Whatever the ultimate decisions, pharmacologic therapies should be adjuncts to and not alternatives to therapeutic lifestyle changes. For cigarette smoking and CHD, it is never too late to quit, as the CHD rate approaches that of the never smoker within a few years of smoking cessation, even among the elderly.6 While obesity is emerging as the leading avoidable cause of premature mortality in the United States,7 a brisk 20-minute walk daily or on alternate days will reduce risks of CHD by between 35% and 55%.8 This preventive strategy of therapeutic lifestyle changes might avoid, for many, the need for any further consideration of any adjunctive therapies. For those who require adjunctive drug therapies such as statins, aspirin, and angiotensin converting enzyme inhibitors or blockers, this preventive strategy would provide the same options to the oldest old that are of proven benefit in reducing premature morbidity and mortality from CHD in middle-aged men and women.

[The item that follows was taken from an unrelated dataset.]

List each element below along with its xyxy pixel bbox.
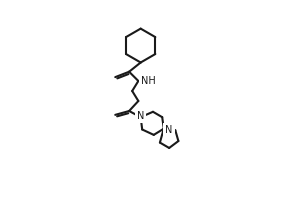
- Text: NH: NH: [141, 76, 156, 86]
- Text: N: N: [165, 125, 173, 135]
- Text: N: N: [137, 111, 144, 121]
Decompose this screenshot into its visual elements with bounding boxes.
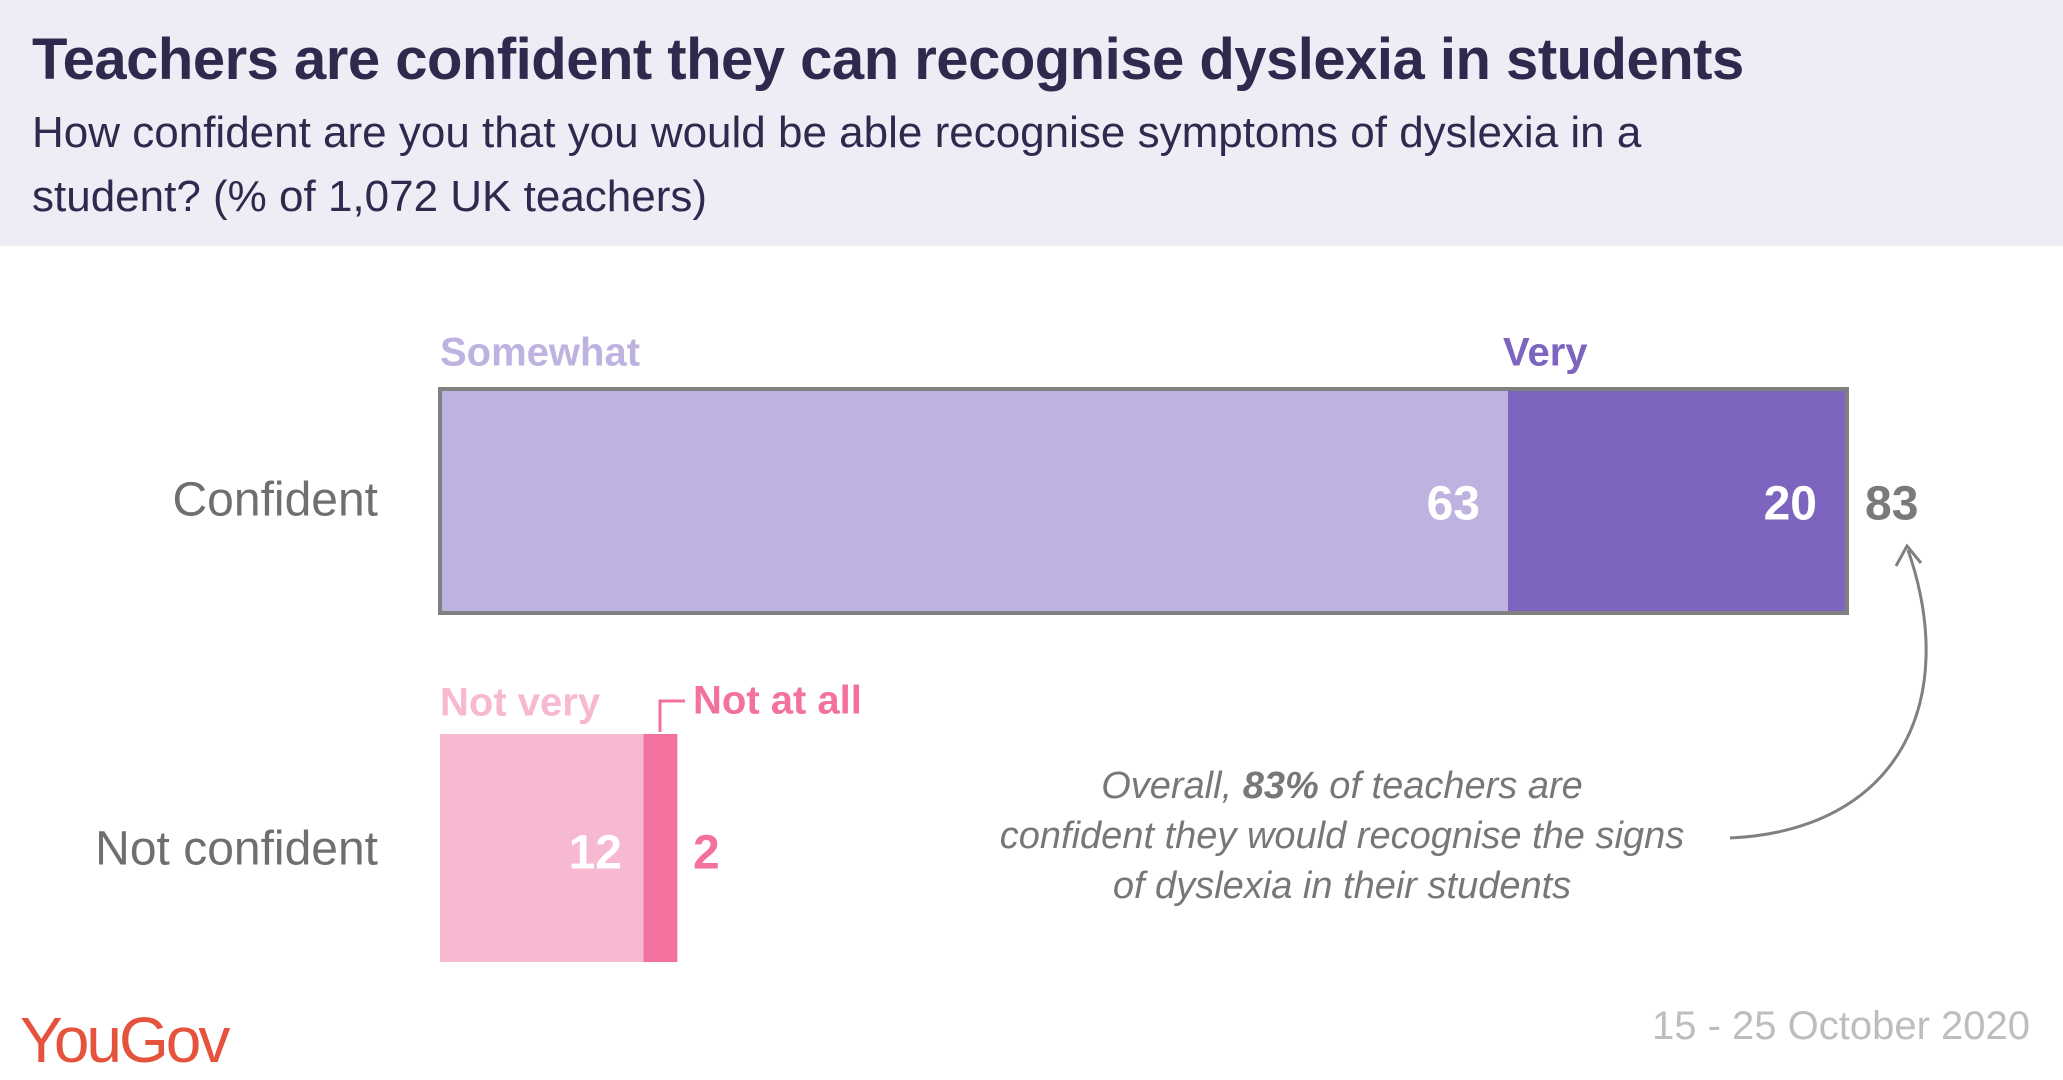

— Charles H. Hennekens, MD, DrPH, is the first Sir Richard Doll Professor & Senior Academic Advisor to the Dean and a faculty member of the Foundations of Medicine course at the Charles E. Schmidt College of Medicine at Florida Atlantic University. He is a researcher, teacher, and clinician with major interests in preventive and cardiovascular medicine.

— Dawn Harris Sherling, MD, is an assistant professor of clinical biomedical science and codirector of the Foundations of Medicine course at the Charles E. Schmidt College of Medicine at Florida Atlantic University. She is a practicing general internist with major interests in preventive medicine and medical education.

References
1. Stone NJ, Robinson JG, Lichtenstein AH, et al. 2013 ACC/AHA guideline on the treatment of blood cholesterol to reduce atherosclerotic cardiovascular risk in adults: a report of the American College of Cardiology/American Heart Association Task Force on Practice Guidelines. J Am Coll Cardiol. 2014;63(25 Pt B):2889-2934.

2. ASCVD risk estimator. American College of Cardiology website. http://tools.acc.org/ASCVD-Risk-Estimator. Published 2014.

3. Cholesterol Treatment Trialists (CTT) Collaboration, Baigent C, Blackwell L, et al. Efficacy and safety of more intensive lowering of LDL cholesterol: a meta-analysis of data from 170,000 participants in 26 randomised trials. Lancet. 2010;376(9753):1670-1681.

4. Odden MC, Pletcher MJ, Coxson PG, et al. Cost-effectiveness and population impact of statins for primary prevention in adults aged 75 years or older in the United States. Ann Intern Med. 2015;162(8):533-541.

5. Hennekens CH, Pfeffer MA. Guidelines and guidance in lipid modification. Trends Cardiovasc Med. 2015;25(4):348-350.

6. LaCroix AZ, Lang J, Scherr P, et al. Smoking and mortality among older men and women in three communities. N Engl J Med. 1991;324(23):1619-1625.

7. Hennekens CH, Andreotti F. Leading avoidable cause of premature deaths worldwide: case for obesity. Am J Med. 2013;126(2):97-98.

8. Lewis SF, Hennekens CH. Regular physical activity: forgotten benefits. Am J Med. 2016;129(2):137-138.